Sources at several companies confirmed that the top execs at their respective studios will attend the meeting, but the Motion Picture Assn. has refused to release a list of RSVPs for the meeting or even the names of those who are invited.
Since the April 20 shootings in Littleton, Colo., Valenti has been busy fighting a political backlash in Washington, where many are blaming the entertainment industry for inciting the nation’s youth by creating a popular culture that celebrates violence.
Bill targets guns, pics
The CEO summit in Burbank comes just three days after the Senate approved a juvenile justice bill that cracks down on guns sales, but also includes a series of provisions aimed at the entertainment industry, including one ordering the Justice Dept. and the Federal Trade Commission to investigate Hollywood’s marketing practices to children.

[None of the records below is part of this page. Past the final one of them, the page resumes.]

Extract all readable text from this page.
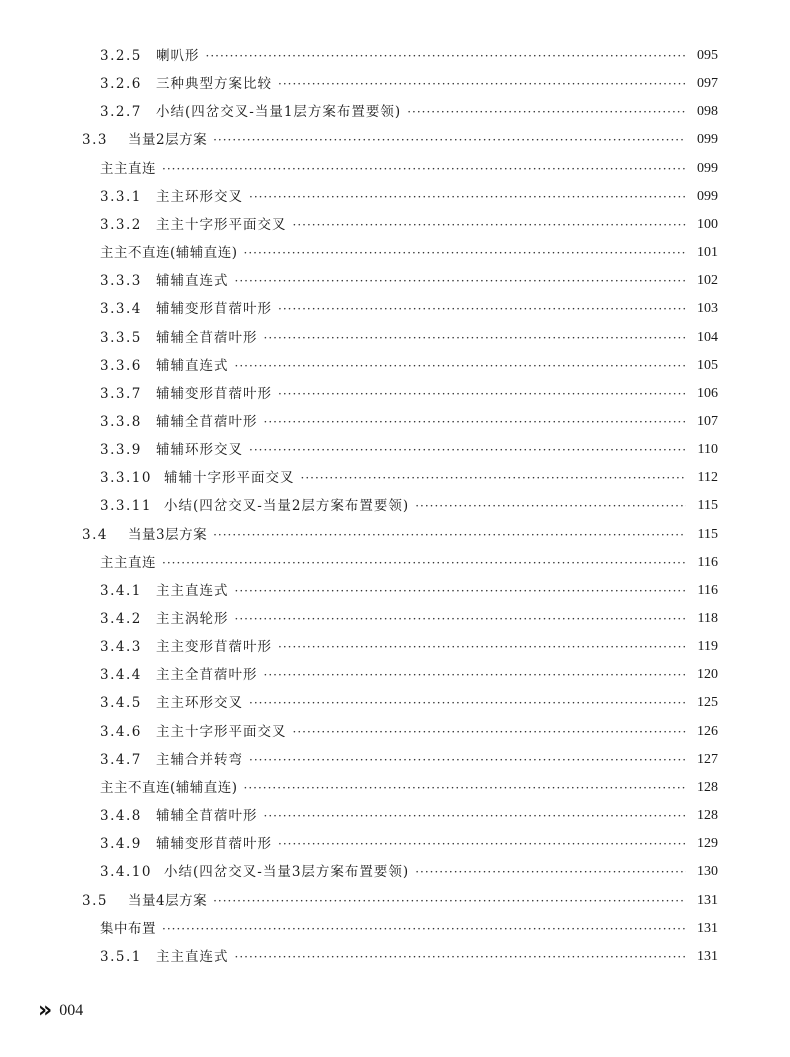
3.2.5	喇叭形 ·····	095
3.2.6	三种典型方案比较 ·····	097
3.2.7	小结(四岔交叉-当量1层方案布置要领) ·····	098
3.3	当量2层方案 ·····	099
主主直连 ·····	099
3.3.1	主主环形交叉 ·····	099
3.3.2	主主十字形平面交叉 ·····	100
主主不直连(辅辅直连) ·····	101
3.3.3	辅辅直连式 ·····	102
3.3.4	辅辅变形苜蓿叶形 ·····	103
3.3.5	辅辅全苜蓿叶形 ·····	104
3.3.6	辅辅直连式 ·····	105
3.3.7	辅辅变形苜蓿叶形 ·····	106
3.3.8	辅辅全苜蓿叶形 ·····	107
3.3.9	辅辅环形交叉 ·····	110
3.3.10 辅辅十字形平面交叉 ·····	112
3.3.11 小结(四岔交叉-当量2层方案布置要领) ·····	115
3.4	当量3层方案 ·····	115
主主直连 ·····	116
3.4.1	主主直连式 ·····	116
3.4.2	主主涡轮形 ·····	118
3.4.3	主主变形苜蓿叶形 ·····	119
3.4.4	主主全苜蓿叶形 ·····	120
3.4.5	主主环形交叉 ·····	125
3.4.6	主主十字形平面交叉 ·····	126
3.4.7	主辅合并转弯 ·····	127
主主不直连(辅辅直连) ·····	128
3.4.8	辅辅全苜蓿叶形 ·····	128
3.4.9	辅辅变形苜蓿叶形 ·····	129
3.4.10 小结(四岔交叉-当量3层方案布置要领) ·····	130
3.5	当量4层方案 ·····	131
集中布置 ·····	131
3.5.1	主主直连式 ·····	131
» 004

Several legislators said they suspect that the entertainment industry, including record companies and the manufacturers of videogames, label products as adult-oriented yet market them heavily to children.
In addition, the bill would create an antitrust exemption enabling studios, television programmers and others to negotiate a common code of conduct, setting ground rules on violence depicted in television and movies.
Although an MPAA spokesman refused to comment on the substance of today’s meeting, Valenti may use it to encourage studio chiefs and even their bosses to back off on their fiery anti-Washington rhetoric.
Corporate titans such as Time Warner CEO Gerald Levin and Seagram CEO Edgar Bronfman Jr. have insisted that the entertainment industry’s output is not a factor in the violent behavior of kids. They blame Washington for trying to use Hollywood as a scapegoat.
While many studies have shown a link between violent images on television and in movies and kids’ behavior, Republicans bashing Hollywood on the Senate floor are also motivated by an interest in distracting their colleagues from pushing through tougher gun control laws. So far the Republican effort has not met with much success, as the Senate passed, via the juvenile justice bill, some of the toughest gun control legislation in a decade.
But in the meantime, key Republicans are attacking industry leaders like Bronfman as prime examples of Hollywood insensitivity. Bronfman has drawn fire ever since he decided to attend the bow of a new theme park attraction in Florida instead of heading to the White House for the May 10 summit on youth violence. Adding fuel to the fire, Bronfman has accused Washington of “finger-pointing” and “chest-pounding” on violence issues.
Speaking on the Senate floor, powerful Senate Budget Committee chairman Pete Domenici (R-N.M.) said that Bronfman is guilty of more than “facile cynicism” and “mercenary spirit,” declaring that Bronfman’s statements are the “cry of those who have thrown aside all notions of good and evil and who merely want the rest of us to let them be.”
In contrast to Bronfman and Levin, many creatives, such as Joel Schumacher, Rob Reiner, Gary Ross and Creative Coalition prexy William Baldwin, have said that Hollywood needs to take a close look at how its product affects the nation’s kids.
The action in Washington is now shifting to the House, which is expected to soon begin debate on its own version of the juvenile justice bill.